For Stephen Castree at Equinoxe Alternative Investment Services, the relationship with the custodian/prime broker has shifted as many of the traditional prime brokers have reduced their consulting groups. “This often requires the administrator to act in a consulting manner as well as a purely administrative manner in assisting the manager in the launch process, however the level of this need varies manager to manager and between the custodians/prime brokers,” he says.

Independence between custodian and administrator will become a much more important requirement for many investors, believes Hans Hufschmid at GlobeOp. “The more checks and balances, the better,” he adds.

“We see current regulatory pressure having the potential to require independent fund administration, for example where the administration is done in house,” says Paul Stillabower at HSBC Securities Services. Although the custody of assets has historically been the domain of the prime broker, over the medium to long term, “we feel that the custody and administration will become bundled services, since it will be difficult for any supplier to fully discharge their fiduciary responsibilities without performing both services,” predicts Stillabower.

“The custody is important to service providers to enable them to provide credit/leverage. The administration, on the other hand, is critical to see the total picture of the fund and detect early warning signs of problems with the fund.

“In the long term in particular, it is difficult to see a space for either independent administrators or monoline custodians, neither of which have the balance sheets to participate fully in this business,” he notes.

For Joseph Truelove at Kleinwort Benson the relationship between administrator and custodian needs to be a strong one. “At Kleinwort Benson we can offer both services,” he notes, adding that the company is also happy to work with other administrators and custodians where the client wants separate legal entities performing these roles. This is a requirement of many South African fund promoters, he says.

Many of the alternative funds under administration, except, for example, funds of hedge funds and long/short equity funds, do not require a formal custodian, says Martin Tolcher at Legis Fund Services. “Increasingly, clients look for the administrator to manage the relationship with the custodian, and the administrator may well be involved in selecting the custodian, thus enhancing the importance of such relationships,” he adds.

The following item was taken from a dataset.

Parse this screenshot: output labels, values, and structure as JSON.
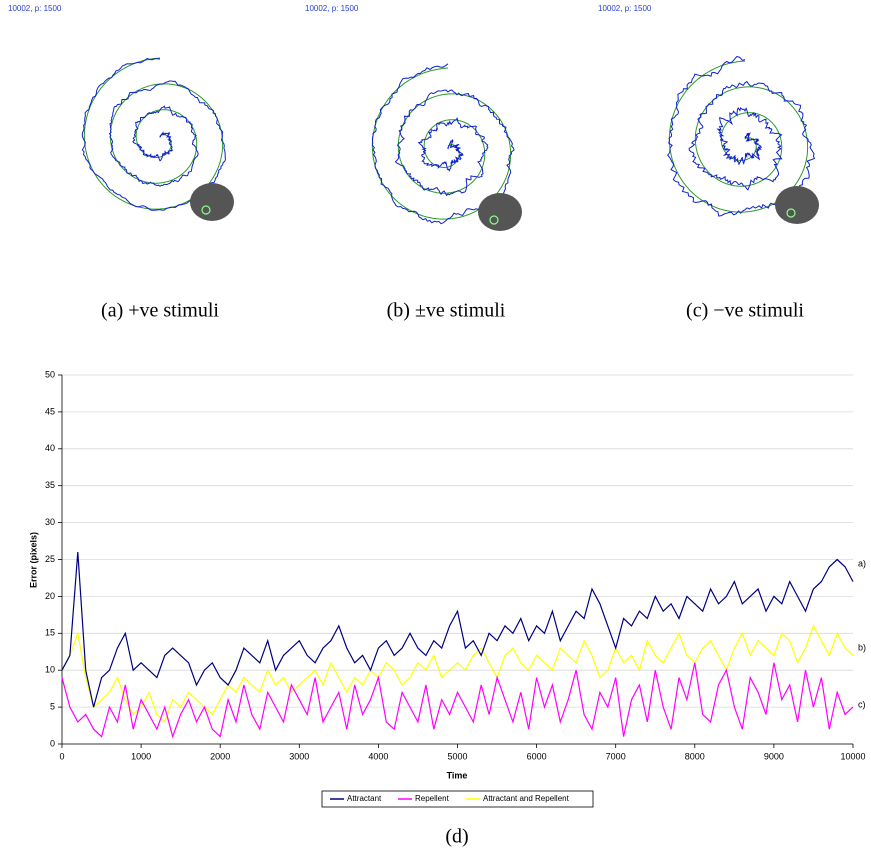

At Omnium, John Buckley says administrators and prime brokers must work closely together to ensure that trades are properly received and reconciled on a regular basis. “As more hedge funds have moved to a multi-prime environment, administrators must ensure their processes and systems support this paradigm,” he points out.

Hedge funds are now relying less on single prime brokerage and are appointing a number of custodians in order to reduce counterparty risk, notes Liam McNiffe at Bank of Ireland Securities Services. “Data exchange for ease of automated trade interfaces and reconciliation will be the key driver in the development of this relationship,” he says.

“Experience has shown in events like Madoff that relationships between administrators and custodians will change,” advises Jonathan White at Viteos Fund Services. “Fund administrators will be much more wary of working with custodians that have sub-custody agreements, making the reconciliation of assets and cash more difficult due to the quality of information that is being received by the administrator,” he predicts.

“The administrator is relying on custodian reports where they are being passed data by the sub-custodian; in this case there is potential risk that that data could be inaccurate,” he adds.